Has such verbosity – mostly culled from accompanying promotional literature and allied sources – made the album sound dull enough yet? I could, if you like, add some more, continuing to burble on about ethno-musical bricolage, or repurposed trans-cultural infomediaries or even

String Figures algorithm

I might add that in a sense, the main theme of the album’s critique of capitalist neo-colonialism is the defining characteristic, and hence the paradigm, of post-semioticist consciousness. A number of theories concerning the role of the writer as participant may be discovered within the work and…we…. can…. we…. can… see… see….. see… see… zee… zzzeeeee… zzzzzzzeee… zzzzzzz……

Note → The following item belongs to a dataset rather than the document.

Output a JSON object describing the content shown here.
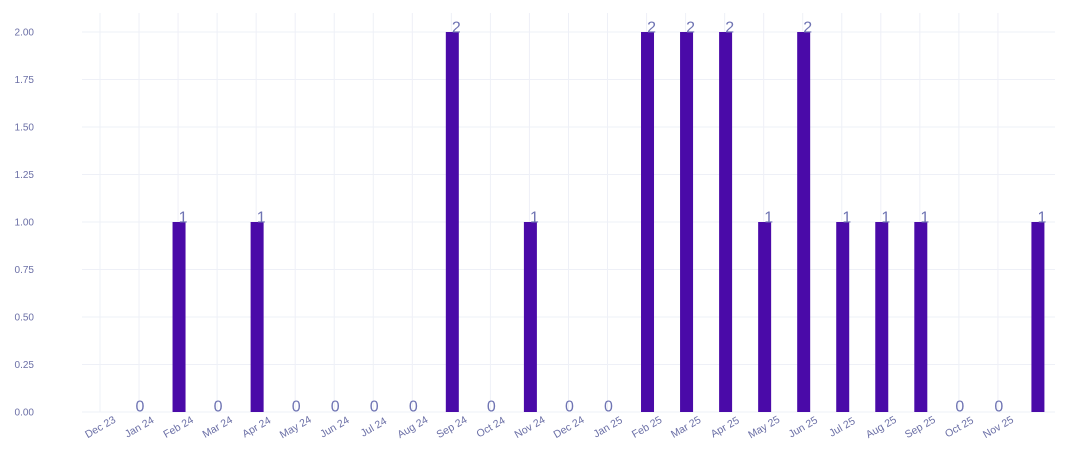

OK, enough already. If you’re still awake after all that, let’s agree to throw such theoretical and linguistic cōleī in the nearest ditch and say what’s really interesting about this album.ii Which is, happily, that it’s excellent. Really excellent.

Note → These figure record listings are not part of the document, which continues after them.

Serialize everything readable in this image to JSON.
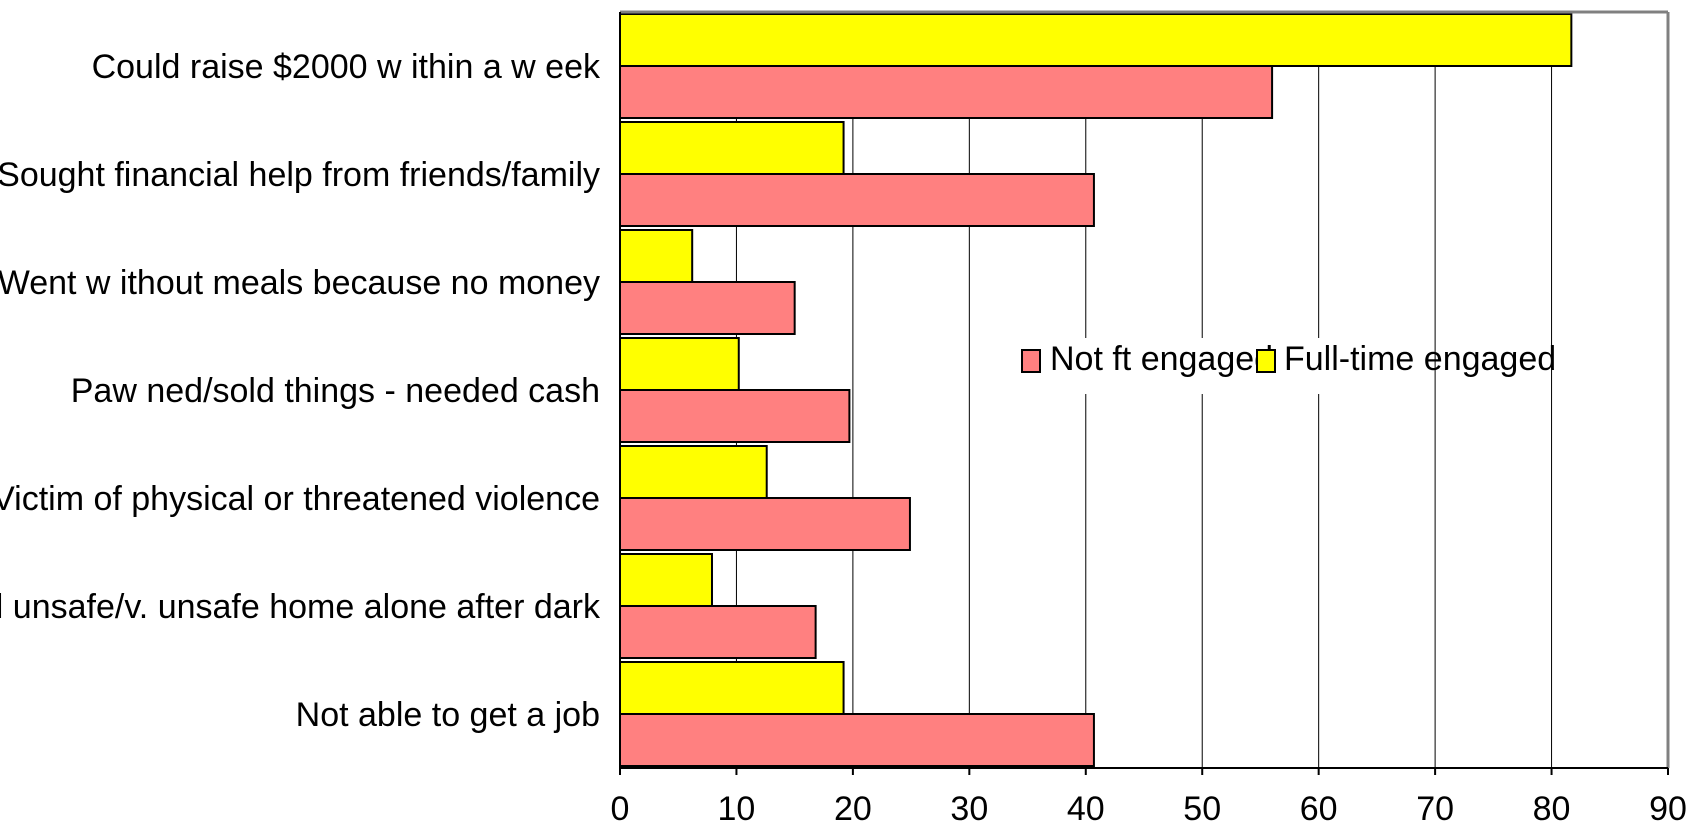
{
  "colors": {
    "not_ft": "#ff8080",
    "full_time": "#ffff00",
    "bar_stroke": "#000000",
    "grid": "#000000",
    "frame": "#808080"
  },
  "chart_data": {
    "type": "bar",
    "orientation": "horizontal",
    "categories": [
      "Could raise $2000 w ithin a w eek",
      "Sought financial help from friends/family",
      "Went w ithout meals because no money",
      "Paw ned/sold things - needed cash",
      "Victim of physical or threatened violence",
      "Feel unsafe/v. unsafe home alone after dark",
      "Not able to get a job"
    ],
    "series": [
      {
        "name": "Not ft engaged",
        "color": "#ff8080",
        "values": [
          56,
          40.7,
          15,
          19.7,
          24.9,
          16.8,
          40.7
        ]
      },
      {
        "name": "Full-time engaged",
        "color": "#ffff00",
        "values": [
          81.7,
          19.2,
          6.2,
          10.2,
          12.6,
          7.9,
          19.2
        ]
      }
    ],
    "xlim": [
      0,
      90
    ],
    "xticks": [
      "0",
      "10",
      "20",
      "30",
      "40",
      "50",
      "60",
      "70",
      "80",
      "90"
    ],
    "grid": "vertical",
    "legend_position": "center-right",
    "legend": [
      {
        "label": "Not ft engaged",
        "color": "#ff8080"
      },
      {
        "label": "Full-time engaged",
        "color": "#ffff00"
      }
    ]
  }
}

Fusing “modern” and “traditional” musics is a lot like playing the violin: you cannot start off and be Yehudi Menuhin. No, sorry, that’s a Sparks lyriciii. What I meant to say, was that it’s a lot like playing the violin – not entirely difficult to do, but really difficult to do well. Can, of course, were doing it decades ago with their E.F.S. (Ethnological Forgery Series), as demonstrated to perfection on 1974’s Unlimited Edition. And half / two thirds of Talk Talk produced the magnificent yet still bafflingly underrated Herd Of Instinct when, after the split with Mark Hollis, they reconstituted as O.Rang in the early to mid-Nineties.

But we’re talking Titans of modern music here. The Lindy Effect filter has shown many other such attempts to be briefly-existing efflorescences, good perhaps for one summer on a side stage at WOMAD, but years later truly cringe-inducing in their “eclectic mixture of beats and duduks“. With String Figures, however, Mc Pherson has produced a pulsing, undulating serpent of an album, a woozy global travelogue reminiscent at times of a distaff Cut Hands:

“ii. Deep (prayer)” growls like a pack of hyenas eyeing a wounded wildebeest;

“iv. Komusar (moving)” mixes ritual incantation with irresistible low-end automated propulsion;

“vi. Inouï (and free)” is momentum electronica that could slot seamlessly onto any shelf next to Drew McDowell’s work.

Closing chapter “vii. Transmission (so it shall never be lost)” isn’t thankfully a Joy Division / Patagonian flute mash-up (although, on reflection, that’s not such a bad shout…), but instead trance-like ritual, slightly off-kilter, slightly sinister, like a narcotic numbers station broadcast.

Mc Pherson’s vocals are luminous, liminal and probably many other adjectives beginning with l. How nice it is, too, to hear her vocals sung / spoken / chanted in French. If Claude Lévi-Strauss had been given access to Cakewalk SONAR, then Tristes Tropiques might have come out more like this. But, really, forget the verbiage, mine or that of others. String Figures is a wonderful piece of work, both emic and etic, and prodigiously rewarding in both. Assemble a field kit and make your way through it as soon as you can.

-David Solomons-

i I really daren’t say any more about the secret Illuminati-style internal workings of Freq. If I did, then I’d have to kill you.

ii String Figures also links to an allied audio-visual piece by the multimedia visual artist Alessandra Leone. Their very lovely joint promotional video for the album’s first track can be seen accompanying this review.

iii From “Amateur Hour”, the second single from their classic 1974 album Kimono My House.